Le guide du zizi sexuel a été la bible sex-ed de toute une génération d'enfants et d'ados. Best-seller des éditions Glénat, l'ouvrage du dessinateur Zep dénotait par son humour, sa pédagogie positive et ses fantaisies pop-up potaches (dont ce fameux trou au détour d'une page, où l'on pouvait introduire son doigt), mais aussi par sa vision décomplexée de l'éducation sexuelle : port du préservatif, puberté, rapport à l'autre et à son corps, anatomie, définition du désir et des émois, Zep évoquait tout sans chichis, avec clarté et dérision.
Et alors que Titeuf poursuit ses aventures (un futur album est déjà prévu), ce manuel culte revient sur le devant de la scène dans le cadre d'une réédition salutaire. Autrement dit, le Guide a été enrichi, enfin ! 19 ans après sa première apparition, il fait son retour au sein des librairies en abordant une ribambelle de nouvelles thématiques : il sera notamment question du cyberharcèlement, du consentement et de la question du genre. Toutes ces thématiques qui, en deux décennies, se sont vues complexifiées. Indispensable, donc, de s'y attarder.
Et ce n'est pas tout. "Avec cette réédition, j'ai même appris à dessiner un clitoris !, explique Zep à BFM TV. Et ce avec des gens qui sont des grands spécialistes du sujet. J'ai appris que le clitoris était la zone du corps humain qui a le plus de terminaisons nerveuses. Je fais partie d'une génération de gens qui ne savaient pas ce qu'était un clitoris et c'est très graphique : on dirait un super-héros, un oiseau de SF, il pourrait être dans un album de Moebius", s'amuse encore l'artiste. Education et second degré : l'esprit bon enfant est toujours là.
De quoi se rassurer quant à la qualité de ce Zizi sexuel de la génération Z.
"Il y a des sujets qui sont arrivés depuis 20 ans, dont on parlait très peu avant. Des termes ont pris beaucoup plus d'importance, comme le consentement", explique encore Zep à l'AFP.
Accompagnées des textes de l'illustratrice et scénariste Hélène Bruller, les mentions de nouveaux mots-clés comme "Consentement", "LGBTQ" et "Genre" seront donc largement développées à l'adresse des nouvelles générations. Une revisite éditoriale qui est venue à l'esprit de Zep et de ses éditeurs après avoir découvert que les lecteurs et lectrices d'hier, depuis devenus parents, continuaient à acheter le fameux guide. Le mot d'ordre de l'initiative ? La bienveillance, bien sûr.

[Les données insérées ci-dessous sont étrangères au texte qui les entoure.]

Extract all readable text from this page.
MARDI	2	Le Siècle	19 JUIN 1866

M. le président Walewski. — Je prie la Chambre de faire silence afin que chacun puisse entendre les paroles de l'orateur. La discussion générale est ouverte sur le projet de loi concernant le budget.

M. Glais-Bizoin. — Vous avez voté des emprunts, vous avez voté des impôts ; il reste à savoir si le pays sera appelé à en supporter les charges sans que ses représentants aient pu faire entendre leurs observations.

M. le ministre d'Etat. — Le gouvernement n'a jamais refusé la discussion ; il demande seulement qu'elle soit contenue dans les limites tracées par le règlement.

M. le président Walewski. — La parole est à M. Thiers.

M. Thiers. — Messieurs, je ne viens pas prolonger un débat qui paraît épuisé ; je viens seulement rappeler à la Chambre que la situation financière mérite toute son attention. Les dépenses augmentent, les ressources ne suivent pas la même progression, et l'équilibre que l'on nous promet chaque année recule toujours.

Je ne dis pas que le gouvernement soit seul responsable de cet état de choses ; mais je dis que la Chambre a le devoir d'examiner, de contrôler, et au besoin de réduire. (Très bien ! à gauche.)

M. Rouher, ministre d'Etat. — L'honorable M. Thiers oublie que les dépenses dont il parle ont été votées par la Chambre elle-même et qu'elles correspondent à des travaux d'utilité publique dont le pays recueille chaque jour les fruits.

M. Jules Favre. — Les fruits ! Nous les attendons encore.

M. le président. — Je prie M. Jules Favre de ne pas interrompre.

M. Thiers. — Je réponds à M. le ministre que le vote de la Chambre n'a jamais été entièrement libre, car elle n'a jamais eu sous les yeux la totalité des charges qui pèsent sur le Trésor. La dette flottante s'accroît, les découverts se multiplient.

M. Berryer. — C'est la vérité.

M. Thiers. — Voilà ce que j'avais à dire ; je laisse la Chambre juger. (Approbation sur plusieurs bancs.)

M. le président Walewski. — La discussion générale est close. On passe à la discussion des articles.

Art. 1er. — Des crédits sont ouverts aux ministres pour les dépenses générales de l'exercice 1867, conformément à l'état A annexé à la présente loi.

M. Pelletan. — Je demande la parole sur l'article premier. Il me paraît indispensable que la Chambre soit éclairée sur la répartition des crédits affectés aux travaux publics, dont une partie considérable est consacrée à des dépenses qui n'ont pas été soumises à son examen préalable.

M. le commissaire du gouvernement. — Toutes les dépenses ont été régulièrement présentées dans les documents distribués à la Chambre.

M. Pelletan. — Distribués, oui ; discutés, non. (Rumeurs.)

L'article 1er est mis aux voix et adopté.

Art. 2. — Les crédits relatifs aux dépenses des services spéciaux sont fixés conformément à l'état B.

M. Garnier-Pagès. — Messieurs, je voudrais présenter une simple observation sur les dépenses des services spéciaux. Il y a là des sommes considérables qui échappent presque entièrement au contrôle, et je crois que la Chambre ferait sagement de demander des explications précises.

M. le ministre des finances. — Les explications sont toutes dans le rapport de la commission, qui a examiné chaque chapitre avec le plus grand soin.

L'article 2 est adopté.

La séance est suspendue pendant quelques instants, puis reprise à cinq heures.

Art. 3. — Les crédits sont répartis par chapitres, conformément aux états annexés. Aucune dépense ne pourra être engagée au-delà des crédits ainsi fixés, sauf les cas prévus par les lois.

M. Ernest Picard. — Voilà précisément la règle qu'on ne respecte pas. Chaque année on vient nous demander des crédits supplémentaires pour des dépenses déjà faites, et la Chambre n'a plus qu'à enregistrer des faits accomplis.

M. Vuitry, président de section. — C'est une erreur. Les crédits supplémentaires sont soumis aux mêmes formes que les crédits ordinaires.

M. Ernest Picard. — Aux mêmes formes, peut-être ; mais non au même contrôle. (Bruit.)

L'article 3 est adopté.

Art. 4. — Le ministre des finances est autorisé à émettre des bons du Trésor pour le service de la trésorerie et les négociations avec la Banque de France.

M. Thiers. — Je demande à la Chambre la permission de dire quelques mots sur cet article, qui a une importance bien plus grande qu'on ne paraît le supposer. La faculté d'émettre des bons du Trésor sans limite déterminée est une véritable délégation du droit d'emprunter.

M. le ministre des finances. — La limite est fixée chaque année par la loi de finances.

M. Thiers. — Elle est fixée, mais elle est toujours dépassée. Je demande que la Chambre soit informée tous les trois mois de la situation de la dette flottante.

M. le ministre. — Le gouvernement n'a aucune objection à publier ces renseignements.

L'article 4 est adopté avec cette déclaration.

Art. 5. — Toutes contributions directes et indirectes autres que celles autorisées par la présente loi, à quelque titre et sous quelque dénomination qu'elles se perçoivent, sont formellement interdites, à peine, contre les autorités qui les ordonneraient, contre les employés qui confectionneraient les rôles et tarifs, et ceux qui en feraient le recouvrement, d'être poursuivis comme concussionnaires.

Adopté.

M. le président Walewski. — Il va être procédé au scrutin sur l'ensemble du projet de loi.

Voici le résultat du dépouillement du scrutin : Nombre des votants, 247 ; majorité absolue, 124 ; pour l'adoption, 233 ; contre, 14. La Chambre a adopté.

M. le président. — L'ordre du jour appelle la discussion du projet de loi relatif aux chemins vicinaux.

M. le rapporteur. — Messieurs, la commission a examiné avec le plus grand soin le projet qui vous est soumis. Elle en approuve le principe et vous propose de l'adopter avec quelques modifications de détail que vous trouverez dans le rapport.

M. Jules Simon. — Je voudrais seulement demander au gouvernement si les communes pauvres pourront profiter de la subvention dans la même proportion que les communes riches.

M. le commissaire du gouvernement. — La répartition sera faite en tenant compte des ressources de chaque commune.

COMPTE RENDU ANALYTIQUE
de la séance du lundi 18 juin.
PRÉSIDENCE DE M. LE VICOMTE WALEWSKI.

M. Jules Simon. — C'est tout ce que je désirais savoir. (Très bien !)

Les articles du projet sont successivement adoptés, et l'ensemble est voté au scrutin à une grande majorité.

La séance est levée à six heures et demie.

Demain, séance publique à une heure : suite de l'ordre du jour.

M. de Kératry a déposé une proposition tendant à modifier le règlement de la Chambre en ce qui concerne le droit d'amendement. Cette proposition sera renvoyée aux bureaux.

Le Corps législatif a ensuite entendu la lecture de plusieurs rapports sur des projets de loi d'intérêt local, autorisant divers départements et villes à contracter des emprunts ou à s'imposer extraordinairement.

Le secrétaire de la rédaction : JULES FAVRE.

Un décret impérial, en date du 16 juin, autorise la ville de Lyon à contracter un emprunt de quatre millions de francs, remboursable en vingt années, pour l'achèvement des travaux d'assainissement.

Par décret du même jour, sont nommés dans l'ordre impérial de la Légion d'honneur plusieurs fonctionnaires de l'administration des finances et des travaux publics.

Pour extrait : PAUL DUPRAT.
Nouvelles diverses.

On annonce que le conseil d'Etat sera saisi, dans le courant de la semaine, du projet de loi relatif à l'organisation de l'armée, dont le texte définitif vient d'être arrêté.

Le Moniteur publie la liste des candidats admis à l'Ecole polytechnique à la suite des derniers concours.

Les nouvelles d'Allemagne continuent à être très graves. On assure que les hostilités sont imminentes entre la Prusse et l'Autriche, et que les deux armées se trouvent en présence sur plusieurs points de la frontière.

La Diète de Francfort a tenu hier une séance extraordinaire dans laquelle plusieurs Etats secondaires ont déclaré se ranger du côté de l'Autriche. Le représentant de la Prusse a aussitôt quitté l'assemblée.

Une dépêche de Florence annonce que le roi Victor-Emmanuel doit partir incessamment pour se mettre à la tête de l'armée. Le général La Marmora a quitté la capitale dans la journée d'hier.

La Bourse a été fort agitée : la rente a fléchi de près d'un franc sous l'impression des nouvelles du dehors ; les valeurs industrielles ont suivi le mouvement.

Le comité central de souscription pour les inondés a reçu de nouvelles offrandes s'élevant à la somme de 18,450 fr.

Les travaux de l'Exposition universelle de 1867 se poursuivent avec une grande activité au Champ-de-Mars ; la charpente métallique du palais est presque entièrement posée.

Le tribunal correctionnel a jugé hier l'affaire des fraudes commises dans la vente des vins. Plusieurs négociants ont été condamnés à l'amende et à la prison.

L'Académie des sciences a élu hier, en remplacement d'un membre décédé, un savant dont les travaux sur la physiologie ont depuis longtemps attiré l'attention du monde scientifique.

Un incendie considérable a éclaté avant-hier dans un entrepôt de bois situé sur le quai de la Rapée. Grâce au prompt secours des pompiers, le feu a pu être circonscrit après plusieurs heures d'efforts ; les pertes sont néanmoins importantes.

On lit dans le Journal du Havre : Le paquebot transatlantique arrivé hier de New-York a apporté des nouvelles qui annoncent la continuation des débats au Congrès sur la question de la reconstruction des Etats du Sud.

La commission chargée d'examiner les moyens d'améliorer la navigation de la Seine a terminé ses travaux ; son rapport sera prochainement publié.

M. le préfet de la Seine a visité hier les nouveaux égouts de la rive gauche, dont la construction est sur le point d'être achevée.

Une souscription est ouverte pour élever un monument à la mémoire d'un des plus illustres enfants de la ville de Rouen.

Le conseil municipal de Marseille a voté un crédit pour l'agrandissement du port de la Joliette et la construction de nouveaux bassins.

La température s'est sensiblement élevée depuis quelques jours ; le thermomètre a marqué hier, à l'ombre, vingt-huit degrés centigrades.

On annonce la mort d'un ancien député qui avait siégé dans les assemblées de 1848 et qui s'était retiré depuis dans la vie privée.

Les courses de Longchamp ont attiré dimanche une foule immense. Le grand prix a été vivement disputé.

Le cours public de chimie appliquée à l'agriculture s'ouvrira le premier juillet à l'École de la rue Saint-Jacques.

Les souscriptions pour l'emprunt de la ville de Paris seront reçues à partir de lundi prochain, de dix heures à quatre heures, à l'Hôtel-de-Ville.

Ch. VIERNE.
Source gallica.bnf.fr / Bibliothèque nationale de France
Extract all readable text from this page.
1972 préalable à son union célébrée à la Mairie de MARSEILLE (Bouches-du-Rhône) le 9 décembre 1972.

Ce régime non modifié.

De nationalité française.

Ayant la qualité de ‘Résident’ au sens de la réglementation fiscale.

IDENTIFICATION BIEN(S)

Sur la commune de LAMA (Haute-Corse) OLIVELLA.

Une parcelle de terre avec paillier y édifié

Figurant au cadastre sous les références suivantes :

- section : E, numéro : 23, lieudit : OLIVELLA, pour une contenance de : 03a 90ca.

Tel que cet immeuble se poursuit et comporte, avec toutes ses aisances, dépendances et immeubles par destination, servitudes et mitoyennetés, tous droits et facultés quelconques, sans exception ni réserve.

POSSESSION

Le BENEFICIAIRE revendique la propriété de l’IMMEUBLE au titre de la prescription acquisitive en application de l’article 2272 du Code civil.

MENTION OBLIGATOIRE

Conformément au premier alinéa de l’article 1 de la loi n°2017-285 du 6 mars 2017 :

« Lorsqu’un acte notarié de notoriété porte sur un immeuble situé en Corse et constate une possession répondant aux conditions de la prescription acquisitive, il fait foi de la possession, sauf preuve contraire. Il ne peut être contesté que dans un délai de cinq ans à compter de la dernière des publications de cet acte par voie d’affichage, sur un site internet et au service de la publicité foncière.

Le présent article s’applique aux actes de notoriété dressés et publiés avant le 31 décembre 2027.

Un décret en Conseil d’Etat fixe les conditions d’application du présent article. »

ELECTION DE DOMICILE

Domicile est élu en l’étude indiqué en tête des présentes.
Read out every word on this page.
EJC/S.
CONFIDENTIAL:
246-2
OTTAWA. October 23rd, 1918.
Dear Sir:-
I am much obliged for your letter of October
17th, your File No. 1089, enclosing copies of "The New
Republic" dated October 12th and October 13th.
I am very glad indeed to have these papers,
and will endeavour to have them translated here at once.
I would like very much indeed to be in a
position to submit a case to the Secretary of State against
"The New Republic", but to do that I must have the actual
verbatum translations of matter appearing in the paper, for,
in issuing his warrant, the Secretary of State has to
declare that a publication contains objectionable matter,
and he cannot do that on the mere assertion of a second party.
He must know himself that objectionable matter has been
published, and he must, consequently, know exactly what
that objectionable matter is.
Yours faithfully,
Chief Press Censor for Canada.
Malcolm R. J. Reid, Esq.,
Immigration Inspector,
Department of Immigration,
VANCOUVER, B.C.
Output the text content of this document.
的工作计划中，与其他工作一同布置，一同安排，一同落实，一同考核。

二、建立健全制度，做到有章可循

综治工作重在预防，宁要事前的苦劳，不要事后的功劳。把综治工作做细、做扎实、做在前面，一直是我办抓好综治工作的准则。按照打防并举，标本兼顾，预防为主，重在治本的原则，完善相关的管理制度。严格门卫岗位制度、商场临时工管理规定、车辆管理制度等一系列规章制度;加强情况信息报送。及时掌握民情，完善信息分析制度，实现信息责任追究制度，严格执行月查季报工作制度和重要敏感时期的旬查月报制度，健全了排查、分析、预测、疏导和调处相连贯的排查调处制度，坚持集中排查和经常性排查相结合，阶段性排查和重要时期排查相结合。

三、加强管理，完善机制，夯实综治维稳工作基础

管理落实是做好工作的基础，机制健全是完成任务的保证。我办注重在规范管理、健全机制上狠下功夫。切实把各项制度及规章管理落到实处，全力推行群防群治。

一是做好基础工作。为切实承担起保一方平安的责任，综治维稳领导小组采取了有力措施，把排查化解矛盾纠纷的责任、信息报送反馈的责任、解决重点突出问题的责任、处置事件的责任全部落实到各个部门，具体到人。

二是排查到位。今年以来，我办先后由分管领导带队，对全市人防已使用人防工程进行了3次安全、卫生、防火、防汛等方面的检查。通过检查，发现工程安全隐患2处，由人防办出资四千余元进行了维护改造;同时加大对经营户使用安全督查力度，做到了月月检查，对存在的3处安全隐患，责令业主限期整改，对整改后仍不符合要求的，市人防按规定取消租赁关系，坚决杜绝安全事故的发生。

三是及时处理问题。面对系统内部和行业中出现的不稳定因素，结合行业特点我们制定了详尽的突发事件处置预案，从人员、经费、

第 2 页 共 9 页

Et la "légèreté", aussi. De l'insouciance, oui, mais sans inconscience. Surtout quand il s'agit d'aborder des sujets volontiers tabous comme le cyberharcèlement, les agressions sexuelles, l'homophobie. D'une décennie à l'autre, force est de constater que le rôle du Guide du zizi sexuel perdure : être le déclencheur d'un dialogue entre enfants et adultes, ou bien entre camarades de classe. En abordant la pornographie par exemple.
"C'est important de redire que le porno c'est de la mise en scène - parce qu'autrement il devient leur principal éducateur sexuel. Et donc à l'adolescence, où on a très envie de ressembler à la norme, ils risquent de faire la même chose que ça sans forcément y prendre du plaisir", détaille l'artiste à BFM TV.
On le comprend volontiers, Zep cherche toujours à informer, mais sans alarmer. Il explique : "J'ai toujours trouvé que l'éducation sexuelle était traitée sous l'angle de la prévention : les pédophiles, les prédateurs, les problèmes de santé, les risques d'hygiène. Ce sujet devenait très anxiogène et je trouvais ça dommage. C'est important d'en parler, mais la sexualité est aussi un sujet vachement rigolo qui promet plus du plaisir que des problèmes".
Et des problèmes, le dessinateur en a eu volontiers depuis la mise en rayons du livre. Le plus fracassant ? La polémique bidon créée de toutes pièces par le Président brésilien Jair Bolsonaro. En 2018, le politicien d'extrême droite accusait le best-seller d'avoir "perverti" la jeunesse de son pays. Et lui reprochait même d'être diffusé aux enfants sous la forme d'un "kit gay" - une insulte dans la bouche du leader. Zep s'en était évidemment amusé, dessin à l'appui. Oui, le Zizi sexuel énerve les fachos : raison de plus pour le célébrer.